CEE | Center for Experimental Ethnography
A Black Transnational Ethnography of HIV/AIDS, Reproduction, & Dancehall in Neocolonial Jamaica
This talk frames Jallicia Jolly’s articulation of a Black transnational feminist ethnography of HIV/AIDS and reproduction. Jolly discusses how this methodological and epistemological practice displaces the dominant knowledge about Black women’s sexuality, young women’s reproductive capacities, and HIV and AIDS, thus rewriting colonial scripting of black female sexuality as well as humanitarian and biomedical portrayals of women's experiences. She explores dancehall - a soundtrack of fraught possibility of Black women’s erotic and political lives - as an extant arena through which young Jamaican women redefine historic racist and sexist stereotypes of urban working-class women as non-political actors, while contesting the heteronormative narratives of Black female pathology and the boundaries of exclusionary citizenship. Drawing from an intersectional ethnography of Jamaica women’s grassroots HIV/AIDS organizing, this talk illustrates how women’s multi- layered narratives and embodied experiences make way for alternative, expansive, and authentic visions of identity, politics, and community for multiply marginalized Caribbean
subjects existing at the margins.
dr.

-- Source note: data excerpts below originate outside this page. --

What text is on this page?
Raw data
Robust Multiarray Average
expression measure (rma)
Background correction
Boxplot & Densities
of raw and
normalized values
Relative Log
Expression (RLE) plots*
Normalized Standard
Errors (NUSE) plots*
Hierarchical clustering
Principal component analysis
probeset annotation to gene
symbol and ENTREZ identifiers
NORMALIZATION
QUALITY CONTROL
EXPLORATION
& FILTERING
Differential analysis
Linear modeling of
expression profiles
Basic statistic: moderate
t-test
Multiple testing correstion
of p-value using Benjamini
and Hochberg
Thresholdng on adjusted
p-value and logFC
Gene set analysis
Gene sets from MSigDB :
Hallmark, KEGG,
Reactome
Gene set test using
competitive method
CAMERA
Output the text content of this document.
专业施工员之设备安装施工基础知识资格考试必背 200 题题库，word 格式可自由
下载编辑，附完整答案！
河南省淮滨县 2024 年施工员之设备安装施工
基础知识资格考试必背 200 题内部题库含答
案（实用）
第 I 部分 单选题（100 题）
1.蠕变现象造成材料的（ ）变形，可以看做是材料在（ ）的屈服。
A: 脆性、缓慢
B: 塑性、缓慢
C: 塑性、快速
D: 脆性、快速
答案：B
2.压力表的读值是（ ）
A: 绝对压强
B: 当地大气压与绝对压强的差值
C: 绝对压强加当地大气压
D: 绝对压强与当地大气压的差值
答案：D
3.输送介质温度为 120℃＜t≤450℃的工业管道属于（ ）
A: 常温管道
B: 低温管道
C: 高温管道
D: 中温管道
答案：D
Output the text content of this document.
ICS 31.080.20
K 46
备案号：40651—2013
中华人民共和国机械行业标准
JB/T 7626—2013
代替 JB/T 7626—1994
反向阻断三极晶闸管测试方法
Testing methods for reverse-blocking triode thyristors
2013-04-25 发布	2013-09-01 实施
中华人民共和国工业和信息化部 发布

JALLICIA ALICIA JOLLY
Dr. Jolly connects her research to tailored community interventions that advance equity, systemic change & community-building within and beyond U.S. borders. She is appointed as a Visiting Research faculty by the Center for Interdisciplinary Research on AIDS at the Yale School of Public Health to the Research Education Institute for Diverse Scholars (REIDS). A public scholar committed to political action, Dr. Jolly co-leads Birth Equity & Justice Massachusetts (BEJMA), a reproductive justice coalition that aims to advance maternal health equity in policy and to improve the health outcomes of Black and Brown birthing people. Her public writing, which merges her community-based work on black politics, women's health, and political leadership in the United States and the Caribbean, has appeared in The Washington Post/The Lily, USA Today, Jamaica Gleaner, Ms. Magazine, and Huffington Post. Dr. Jolly's work has been published in American Quarterly, The Lancet, Feminist Anthropology, Souls, and Journal of General Internal Medicine and has received support from the Ford Foundation, Andrew Mellon Foundation, Brown University's Pembroke Center for Teaching and Research on Women, the American Association of University Women, MIT, and Blue
Cross Blue Shield of Massachusetts Foundation.